Zu viel Wasser. Zwischen Zürich und Schaffhausen hatte ich schon einen ganzen Liter getrunken. Ein Grenzübertritt. Ich beobachtete schon seit längerem eine Veränderung meines Harnstoffwechsels. Schnellere Umwandlung. Wässriger. Grösserer Anteil an Spurenelementen hatte man mir angekündigt, das sei in diesem Zustand nicht ungewöhnlich. Überhaupt: rapiderer Stoffwechsel. Die Blase immer zum Bersten voll, wie bei einer Hochschwangeren. Die Druckverlagerung – dort aber mechanisch erklärbar. Bei Horb musste ich plötzlich aufstehen, sprungartig den Platz verlassen. Das fast leere Abteil zu dieser Zeit. Mein Wanken, der unsichere Gang durch den Wagen, bis zur Toilette zwischen den Waggons. Scharnierstelle.

Rudernde Arme und dann Gestank in der Toilette. Ich schloss ab. In der Toilettenschüssel selbst: Kotstreifen und an der Oberfläche schwimmendes Papier.

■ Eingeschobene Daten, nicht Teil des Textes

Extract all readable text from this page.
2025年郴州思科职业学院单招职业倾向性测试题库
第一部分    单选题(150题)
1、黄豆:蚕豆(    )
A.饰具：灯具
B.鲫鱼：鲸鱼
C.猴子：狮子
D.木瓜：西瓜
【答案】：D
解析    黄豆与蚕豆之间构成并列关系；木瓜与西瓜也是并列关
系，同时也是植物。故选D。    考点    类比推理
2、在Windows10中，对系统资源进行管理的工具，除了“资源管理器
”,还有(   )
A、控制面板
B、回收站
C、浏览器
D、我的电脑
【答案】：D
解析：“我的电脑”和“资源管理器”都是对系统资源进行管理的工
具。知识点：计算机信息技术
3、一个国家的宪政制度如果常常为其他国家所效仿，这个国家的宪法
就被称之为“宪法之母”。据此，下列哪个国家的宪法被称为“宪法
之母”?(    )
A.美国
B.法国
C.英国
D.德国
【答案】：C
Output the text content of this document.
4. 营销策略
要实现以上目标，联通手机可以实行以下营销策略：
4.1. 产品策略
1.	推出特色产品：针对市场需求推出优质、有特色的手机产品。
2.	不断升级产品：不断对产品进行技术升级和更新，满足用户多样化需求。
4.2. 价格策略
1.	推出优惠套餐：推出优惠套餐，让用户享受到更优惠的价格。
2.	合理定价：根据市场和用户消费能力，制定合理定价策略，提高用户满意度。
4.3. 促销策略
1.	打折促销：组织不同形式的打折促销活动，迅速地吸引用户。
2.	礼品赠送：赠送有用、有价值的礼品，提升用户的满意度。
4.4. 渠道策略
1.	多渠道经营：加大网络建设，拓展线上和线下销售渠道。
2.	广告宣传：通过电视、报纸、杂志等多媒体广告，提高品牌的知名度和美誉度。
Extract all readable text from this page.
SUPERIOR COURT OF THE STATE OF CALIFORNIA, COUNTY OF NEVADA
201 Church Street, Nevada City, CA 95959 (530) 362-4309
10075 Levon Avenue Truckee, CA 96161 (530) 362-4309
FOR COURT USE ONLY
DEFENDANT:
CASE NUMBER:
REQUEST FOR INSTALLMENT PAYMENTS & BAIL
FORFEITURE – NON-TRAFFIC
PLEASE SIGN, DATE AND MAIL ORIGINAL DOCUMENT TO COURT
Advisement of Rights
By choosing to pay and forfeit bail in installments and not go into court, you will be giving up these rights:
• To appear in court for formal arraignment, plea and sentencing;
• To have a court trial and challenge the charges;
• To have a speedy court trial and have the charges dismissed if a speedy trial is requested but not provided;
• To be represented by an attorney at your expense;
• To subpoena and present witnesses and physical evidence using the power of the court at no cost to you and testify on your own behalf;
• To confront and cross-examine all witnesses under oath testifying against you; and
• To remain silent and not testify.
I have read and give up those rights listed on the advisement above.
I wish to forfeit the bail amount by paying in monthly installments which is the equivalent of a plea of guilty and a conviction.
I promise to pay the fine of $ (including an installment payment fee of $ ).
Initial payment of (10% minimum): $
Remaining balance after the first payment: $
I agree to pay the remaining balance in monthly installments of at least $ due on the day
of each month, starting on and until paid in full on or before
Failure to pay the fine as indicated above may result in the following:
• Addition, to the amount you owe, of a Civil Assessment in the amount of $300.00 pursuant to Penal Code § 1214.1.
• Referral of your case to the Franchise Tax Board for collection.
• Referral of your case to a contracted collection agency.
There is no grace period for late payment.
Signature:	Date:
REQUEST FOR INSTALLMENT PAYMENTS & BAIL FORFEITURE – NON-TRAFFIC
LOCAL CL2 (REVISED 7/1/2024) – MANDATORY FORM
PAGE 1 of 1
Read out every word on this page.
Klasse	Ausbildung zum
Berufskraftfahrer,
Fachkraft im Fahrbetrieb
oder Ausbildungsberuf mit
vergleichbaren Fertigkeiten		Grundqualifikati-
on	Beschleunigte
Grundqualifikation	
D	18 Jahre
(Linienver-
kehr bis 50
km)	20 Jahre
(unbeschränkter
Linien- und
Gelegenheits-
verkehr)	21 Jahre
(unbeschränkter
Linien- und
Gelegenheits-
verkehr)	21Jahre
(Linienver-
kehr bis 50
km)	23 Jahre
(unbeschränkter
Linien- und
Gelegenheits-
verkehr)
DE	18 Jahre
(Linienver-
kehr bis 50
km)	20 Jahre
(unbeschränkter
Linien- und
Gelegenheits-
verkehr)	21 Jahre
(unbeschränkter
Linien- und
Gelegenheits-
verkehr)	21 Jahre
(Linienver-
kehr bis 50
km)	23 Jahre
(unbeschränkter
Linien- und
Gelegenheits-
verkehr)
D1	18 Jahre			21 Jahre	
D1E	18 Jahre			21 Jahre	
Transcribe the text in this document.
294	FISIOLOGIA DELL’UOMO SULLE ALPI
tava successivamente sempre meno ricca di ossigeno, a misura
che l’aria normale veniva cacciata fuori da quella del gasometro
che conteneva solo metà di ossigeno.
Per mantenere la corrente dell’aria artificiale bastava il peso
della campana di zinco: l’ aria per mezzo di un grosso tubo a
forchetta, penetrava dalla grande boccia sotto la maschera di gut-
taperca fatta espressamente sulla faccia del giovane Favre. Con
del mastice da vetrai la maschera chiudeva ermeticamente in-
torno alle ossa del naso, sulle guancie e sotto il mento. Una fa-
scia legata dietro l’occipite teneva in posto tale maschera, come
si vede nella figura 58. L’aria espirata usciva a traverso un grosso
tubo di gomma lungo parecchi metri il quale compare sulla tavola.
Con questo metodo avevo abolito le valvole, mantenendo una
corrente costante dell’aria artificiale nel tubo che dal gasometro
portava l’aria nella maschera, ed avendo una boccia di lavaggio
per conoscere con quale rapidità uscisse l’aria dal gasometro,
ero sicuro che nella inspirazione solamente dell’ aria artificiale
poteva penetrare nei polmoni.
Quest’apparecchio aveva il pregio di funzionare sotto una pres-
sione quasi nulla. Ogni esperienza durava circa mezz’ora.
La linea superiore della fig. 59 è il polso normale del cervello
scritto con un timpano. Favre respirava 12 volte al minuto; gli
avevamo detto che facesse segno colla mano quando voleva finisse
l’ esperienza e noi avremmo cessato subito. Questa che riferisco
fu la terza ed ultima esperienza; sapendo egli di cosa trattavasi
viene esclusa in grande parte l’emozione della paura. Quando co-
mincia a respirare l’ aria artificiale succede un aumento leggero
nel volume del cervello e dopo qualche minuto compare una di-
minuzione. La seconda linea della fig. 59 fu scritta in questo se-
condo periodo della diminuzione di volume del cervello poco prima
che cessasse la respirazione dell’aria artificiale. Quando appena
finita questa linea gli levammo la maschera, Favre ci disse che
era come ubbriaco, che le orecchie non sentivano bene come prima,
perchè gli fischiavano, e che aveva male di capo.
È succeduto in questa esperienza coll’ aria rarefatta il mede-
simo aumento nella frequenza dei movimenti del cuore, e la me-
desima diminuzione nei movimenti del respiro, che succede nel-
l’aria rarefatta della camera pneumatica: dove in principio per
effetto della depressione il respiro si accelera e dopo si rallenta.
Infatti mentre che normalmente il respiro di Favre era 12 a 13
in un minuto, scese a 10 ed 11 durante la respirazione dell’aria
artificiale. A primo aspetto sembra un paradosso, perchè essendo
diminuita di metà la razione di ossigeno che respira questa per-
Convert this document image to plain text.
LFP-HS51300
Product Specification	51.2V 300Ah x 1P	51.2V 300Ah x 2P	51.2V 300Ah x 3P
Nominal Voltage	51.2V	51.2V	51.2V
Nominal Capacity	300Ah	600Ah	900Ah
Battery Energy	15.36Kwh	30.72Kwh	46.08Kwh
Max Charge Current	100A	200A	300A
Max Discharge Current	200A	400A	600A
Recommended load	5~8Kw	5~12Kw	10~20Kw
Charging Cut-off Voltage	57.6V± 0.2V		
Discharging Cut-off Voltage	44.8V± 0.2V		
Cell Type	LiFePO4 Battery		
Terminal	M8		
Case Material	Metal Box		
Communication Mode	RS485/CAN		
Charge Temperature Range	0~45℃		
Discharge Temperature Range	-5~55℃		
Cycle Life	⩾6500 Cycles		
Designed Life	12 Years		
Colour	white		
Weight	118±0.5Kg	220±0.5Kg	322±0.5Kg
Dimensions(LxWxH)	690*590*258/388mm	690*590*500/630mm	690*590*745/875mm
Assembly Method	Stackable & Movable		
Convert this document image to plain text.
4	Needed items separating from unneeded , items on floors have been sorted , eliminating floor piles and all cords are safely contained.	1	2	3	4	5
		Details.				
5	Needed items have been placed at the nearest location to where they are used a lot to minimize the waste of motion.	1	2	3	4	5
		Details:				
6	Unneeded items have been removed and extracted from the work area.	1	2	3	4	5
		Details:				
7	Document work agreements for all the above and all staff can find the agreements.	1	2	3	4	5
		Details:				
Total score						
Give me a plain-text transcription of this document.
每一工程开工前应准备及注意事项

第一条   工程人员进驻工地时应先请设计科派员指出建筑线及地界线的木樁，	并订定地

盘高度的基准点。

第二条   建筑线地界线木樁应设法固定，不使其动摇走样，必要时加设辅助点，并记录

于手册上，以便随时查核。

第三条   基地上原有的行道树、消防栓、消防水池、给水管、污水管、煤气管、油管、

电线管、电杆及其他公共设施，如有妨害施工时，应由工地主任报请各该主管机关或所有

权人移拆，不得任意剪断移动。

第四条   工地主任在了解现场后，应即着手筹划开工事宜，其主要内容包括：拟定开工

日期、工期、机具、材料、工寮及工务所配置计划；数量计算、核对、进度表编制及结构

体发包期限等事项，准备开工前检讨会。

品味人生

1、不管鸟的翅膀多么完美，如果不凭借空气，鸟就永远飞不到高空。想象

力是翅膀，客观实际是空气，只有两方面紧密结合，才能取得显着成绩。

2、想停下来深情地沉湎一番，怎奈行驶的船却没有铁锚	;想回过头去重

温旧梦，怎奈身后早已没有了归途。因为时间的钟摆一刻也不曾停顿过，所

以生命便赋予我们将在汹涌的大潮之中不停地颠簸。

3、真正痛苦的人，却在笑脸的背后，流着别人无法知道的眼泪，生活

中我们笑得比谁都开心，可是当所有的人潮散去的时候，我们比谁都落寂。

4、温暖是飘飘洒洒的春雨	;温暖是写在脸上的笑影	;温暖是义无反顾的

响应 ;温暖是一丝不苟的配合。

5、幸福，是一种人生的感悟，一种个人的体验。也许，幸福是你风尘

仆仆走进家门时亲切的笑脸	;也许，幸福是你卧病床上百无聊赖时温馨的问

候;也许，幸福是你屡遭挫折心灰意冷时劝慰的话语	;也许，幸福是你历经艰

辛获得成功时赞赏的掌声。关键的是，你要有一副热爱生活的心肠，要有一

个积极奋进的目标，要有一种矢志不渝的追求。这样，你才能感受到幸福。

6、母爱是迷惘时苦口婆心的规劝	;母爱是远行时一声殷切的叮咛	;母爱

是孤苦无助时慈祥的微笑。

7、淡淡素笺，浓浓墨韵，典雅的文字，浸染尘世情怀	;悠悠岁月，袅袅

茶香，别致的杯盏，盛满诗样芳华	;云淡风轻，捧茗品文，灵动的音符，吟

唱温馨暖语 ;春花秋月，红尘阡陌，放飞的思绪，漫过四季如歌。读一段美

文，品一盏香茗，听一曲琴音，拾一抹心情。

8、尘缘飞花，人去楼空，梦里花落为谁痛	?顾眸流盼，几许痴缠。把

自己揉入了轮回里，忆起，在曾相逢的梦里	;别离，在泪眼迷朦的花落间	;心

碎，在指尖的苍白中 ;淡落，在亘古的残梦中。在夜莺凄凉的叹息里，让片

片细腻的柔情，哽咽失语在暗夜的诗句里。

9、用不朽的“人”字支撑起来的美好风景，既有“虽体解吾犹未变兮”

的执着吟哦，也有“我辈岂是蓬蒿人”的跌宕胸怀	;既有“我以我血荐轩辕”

Ich musste die Luft anhalten und im Stehen pinkeln. Das Fenster im Innern viel kleiner als die des Passagierraums. Kein Durchblick möglich, getrübtes, undurchsichtiges Glas. Eine späte Fliege krabbelte eine Diagonale, setzte ab und starb im Flug. Ich war von ihr gebannt und habe die Schüssel nicht getroffen. Musste die Schuhe mit rauen Papiertüchern säubern. Kein Wasservorrat mehr und keine Spülung, kein Händewaschen, also. Niedergang der Bahn, der regionalen Verbindungen. Bevor ich das Klo verrichteter Dinge verliess, kontrollierte ich den Ausgang, den Durchgang, ob mich auch niemand sehen konnte. Setzte mich unbeteiligt wieder an meinen Platz.

Bin ich also selbst das Opfer der Wahrnehmung? Ein Opfer der Abbildung? Des von Anderen Abgebildeten, Nachgebildeten? Bin ich Teil einer Opfertheorie: Das Vorbeigleitende hinter den Fenstern – ein flüchtiger Akt. Fast Akte der Auflösung. In mir. Eine Loslösung vom Augenblick. Festhalten!

Welcher Geist wachte über dieses flüchtige Archiv der Wahrnehmung? Geist des Staubes? Der feinen Körnung. Es gab nie ein Bilderverbot, denn alles war Bild – sonst wäre nichts. Das Wahrnehmungsbild, das Fenster, eine überholte Abbildung eines Bilds, Rest eines Schnappschusses. Geist. Spreche ich darüber, ist es schon Ausbeutung dieses Archivs, ist es gleichzeitige Sendung. Transmission der Spuren.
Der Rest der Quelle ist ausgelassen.